Last week I went for a routine mammogram. I’m fortunate in that I live in an area where this kind of screening is performed from around the age of 47, meaning I’ve had two mammograms before some people have even been offered one.
I’m a huge advocate of health screening and firmly believe that you should seize the opportunity to accept any screening that is offered. For years I have also attended regular smear test appointments, which whilst not necessarily pleasant, are vitally important.
There are those who actually condemn health screening, citing false results leading to unnecessary treatments as a reason not to attend such appointments. However, proportionally these ‘false results’ are rare and are often discovered by a single re-test. Yes, it can be scary being told that you may have a serious disease, only to be informed it was a mistake, but surely not as scary as being told that you have incurable cancer that may have been treatable had it been detected early by screening.
My support of health screening stems from my time spent as a former nurse, and has been strengthened by the experience of two cancer deaths in the family in recent years (two of my lovely sisters). Early detection of many health problems is key, hopefully making a potentially incurable condition treatable.
I know that there will still be those who will refuse any form of screening on the basis that Auntie So-and-So was given a false result in the dim and distant past. Whilst my heart goes out to those who have suffered in this way, I’d hate too many people to be deterred from taking part in the excellent screening programmes available.

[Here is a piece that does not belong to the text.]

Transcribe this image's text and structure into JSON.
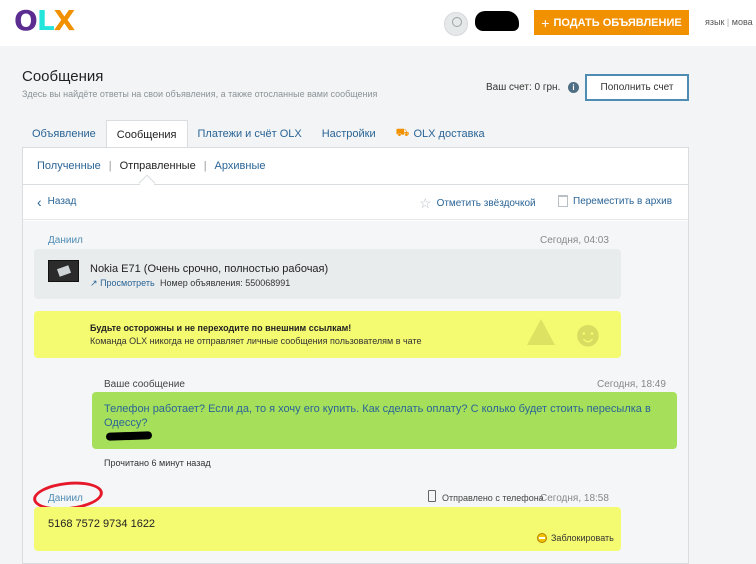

So back to last week. We all sat tentatively in the waiting room (in the mobile unit at my local shopping centre car park), anticipating the momentary discomfort caused by the ‘squeezing’ action of the x-ray machine. It was the general agreement that our visit to the screening unit merited a scrummy cream cake or extra chocolate bar as a ‘reward’. But of course, our real reward is hopefully receiving the ‘all clear’ for another three years, or at least getting early detection of a problem that will prove treatable.